Segundo a psicóloga, ainda hoje existem Apaes e outras escolas
especiais que não recebem autistas por avaliarem não ter profissionais
preparados e estrutura. "Há muitas crianças fora até do ensino especial.
Vemos, sim, que há um grupo muito grande que vai se beneficiar com o
ensino comum, mas por outro lado há esses que precisam melhorar algumas
coisas antes da escolarização mais formal", analisa. Ela conta que, à
luz do novo decreto, todos os pais de seus alunos resolveram manter os
filhos somente na escola especial da Apae em 2012. Claudia Gabrois
lembra que as escolas especiais fazem com que a "força em relação à
matrícula" seja perdida. "Muitas famílias desconhecem que os filhos
deficientes têm direito de estar em classes comuns de escolas
regulares", contrapõe.
Coexistência
"O
impasse sobre o modelo de inclusão começou por culpa da própria escola
especial", reconhece Maria Elisa. Para ela, ao longo da história, as
escolas especiais pouco se preocuparam em ser realmente instituições de
ensino. Segundo a psicóloga, as Apaes denominavam-se escolas, mas não
tinham estrutura, nem regulamentação na Secretaria da Educação. "Em
casos assim, a criança não aparece em registro algum como aluno de fato e
de direito. Ela passa a ser vista apenas pela saúde. Nesse ponto, sou
completamente a favor desse grupo que reforça que ninguém pode ficar
fora da escola, porque ainda existem instituições especiais que não são
escolas. São hospitais", admite.
Para o psicopedagogo Antônio Eugênio Cunha, autor de Autismo e
inclusão - psicopedagogia e práticas educativas na escola e na família, e
professor da Universidade Federal Fluminense, o ensino regular e o
ensino especial podem coexistir. Ele avalia que a escola regular se
torna inclusiva quando prepara o aluno para seu espaço pedagógico e para
a sociedade. E, por sua vez, a escola especial também se torna
inclusiva quando prepara o aluno para a escola regular e para a
sociedade. "As demandas da educação na contemporaneidade só admitem um
tipo de ensino: o ensino inclusivo, que pode acontecer na rede regular
ou especial. As necessidades do aluno dirão se é mais adequado estudar
numa escola regular ou especial ou nas duas, mas sempre com o objetivo
da inclusão", define.
A questão da dupla matrícula
Entenda como fica o repasse de verba para a educação especial
Um aspecto que deixa dúvida no texto do decreto 7.611 está
relacionado à questão da dupla matrícula. O artigo 14 do decreto 6.253
de 2007, que regulamenta o Fundeb, foi transcrito de forma integral
naquele aprovado em 2011, e a reprodução do texto acabou despertando
dúvidas sobre o que aconteceria com a distribuição dos recursos na
educação especial. De acordo com o Ministério da Educação, não houve
mudanças nesse sentido. E, segundo o Fundo Nacional de Desenvolvimento
da Educação (FNDE), o valor computado da dupla matrícula por aluno da
educação especial é repassado às secretarias de educação de cada estado,
que são responsáveis por repartir o dinheiro entre as escolas de
Educação Básica e as instituições conveniadas.
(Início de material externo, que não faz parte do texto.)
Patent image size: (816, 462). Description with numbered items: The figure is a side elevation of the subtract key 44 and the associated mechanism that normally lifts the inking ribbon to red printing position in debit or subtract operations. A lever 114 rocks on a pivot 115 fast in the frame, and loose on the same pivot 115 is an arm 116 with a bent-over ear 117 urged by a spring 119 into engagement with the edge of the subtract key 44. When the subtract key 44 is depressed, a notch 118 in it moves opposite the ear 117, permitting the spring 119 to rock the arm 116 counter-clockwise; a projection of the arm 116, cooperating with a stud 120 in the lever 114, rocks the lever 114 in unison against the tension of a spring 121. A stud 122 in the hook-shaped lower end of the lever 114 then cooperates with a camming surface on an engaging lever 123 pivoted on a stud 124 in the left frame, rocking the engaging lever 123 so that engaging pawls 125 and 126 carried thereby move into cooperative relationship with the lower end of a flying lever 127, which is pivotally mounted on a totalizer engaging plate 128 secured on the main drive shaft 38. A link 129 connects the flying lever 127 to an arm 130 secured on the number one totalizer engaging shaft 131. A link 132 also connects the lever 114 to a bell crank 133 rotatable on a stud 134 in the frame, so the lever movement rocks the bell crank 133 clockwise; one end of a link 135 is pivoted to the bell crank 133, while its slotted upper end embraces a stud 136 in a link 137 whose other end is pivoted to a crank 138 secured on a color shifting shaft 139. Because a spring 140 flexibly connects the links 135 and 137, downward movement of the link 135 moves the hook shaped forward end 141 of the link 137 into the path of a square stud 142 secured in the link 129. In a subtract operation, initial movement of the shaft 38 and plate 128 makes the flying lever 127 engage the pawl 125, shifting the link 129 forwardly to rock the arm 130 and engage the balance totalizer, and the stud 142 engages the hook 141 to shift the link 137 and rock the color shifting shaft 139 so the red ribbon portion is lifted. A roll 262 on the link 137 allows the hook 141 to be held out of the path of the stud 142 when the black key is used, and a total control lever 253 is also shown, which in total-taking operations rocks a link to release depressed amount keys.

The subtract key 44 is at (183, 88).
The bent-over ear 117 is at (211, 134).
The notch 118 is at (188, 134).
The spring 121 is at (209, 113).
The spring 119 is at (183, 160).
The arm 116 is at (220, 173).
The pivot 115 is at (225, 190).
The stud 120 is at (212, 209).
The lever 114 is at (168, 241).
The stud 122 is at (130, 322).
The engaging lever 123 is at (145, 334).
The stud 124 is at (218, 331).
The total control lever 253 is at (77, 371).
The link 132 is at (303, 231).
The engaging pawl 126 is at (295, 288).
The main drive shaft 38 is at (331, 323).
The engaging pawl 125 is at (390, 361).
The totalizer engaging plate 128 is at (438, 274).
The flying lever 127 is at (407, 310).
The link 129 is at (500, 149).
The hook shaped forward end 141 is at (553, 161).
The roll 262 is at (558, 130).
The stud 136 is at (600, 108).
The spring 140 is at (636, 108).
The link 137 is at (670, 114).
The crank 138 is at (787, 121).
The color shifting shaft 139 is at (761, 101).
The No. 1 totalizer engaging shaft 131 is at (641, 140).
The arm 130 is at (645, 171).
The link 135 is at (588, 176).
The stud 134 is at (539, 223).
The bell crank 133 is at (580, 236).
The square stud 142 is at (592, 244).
O esclarecimento do MEC foi feito à reportagem por meio de nota da
assessoria de imprensa. No texto, consta que se o estudante cursa a
educação especial em uma escola regular da rede pública e recebe o
Atendimento Educacional Especializado (AEE) na mesma escola, essa escola
recebe o recurso do Fundeb (relativo àquele aluno) duas vezes. No caso
de o estudante cursar a educação especial em escola regular da rede
pública e receber o AEE em outra instituição do sistema público de
ensino, ou em instituição comunitária, confessional ou filantrópica sem
fim lucrativo, com atuação exclusiva na educação especial, conveniada
com o poder público, a escola regular pública recebe uma vez por esse
estudante e a instituição que oferta o AEE recebe também, pelo mesmo
estudante. E, por último, se o aluno estuda apenas em instituição do
sistema público de ensino, ou em instituição comunitária, confessional
ou filantrópica sem fim lucrativo, com atuação exclusiva na educação
especial, essa instituição recebe apenas uma vez.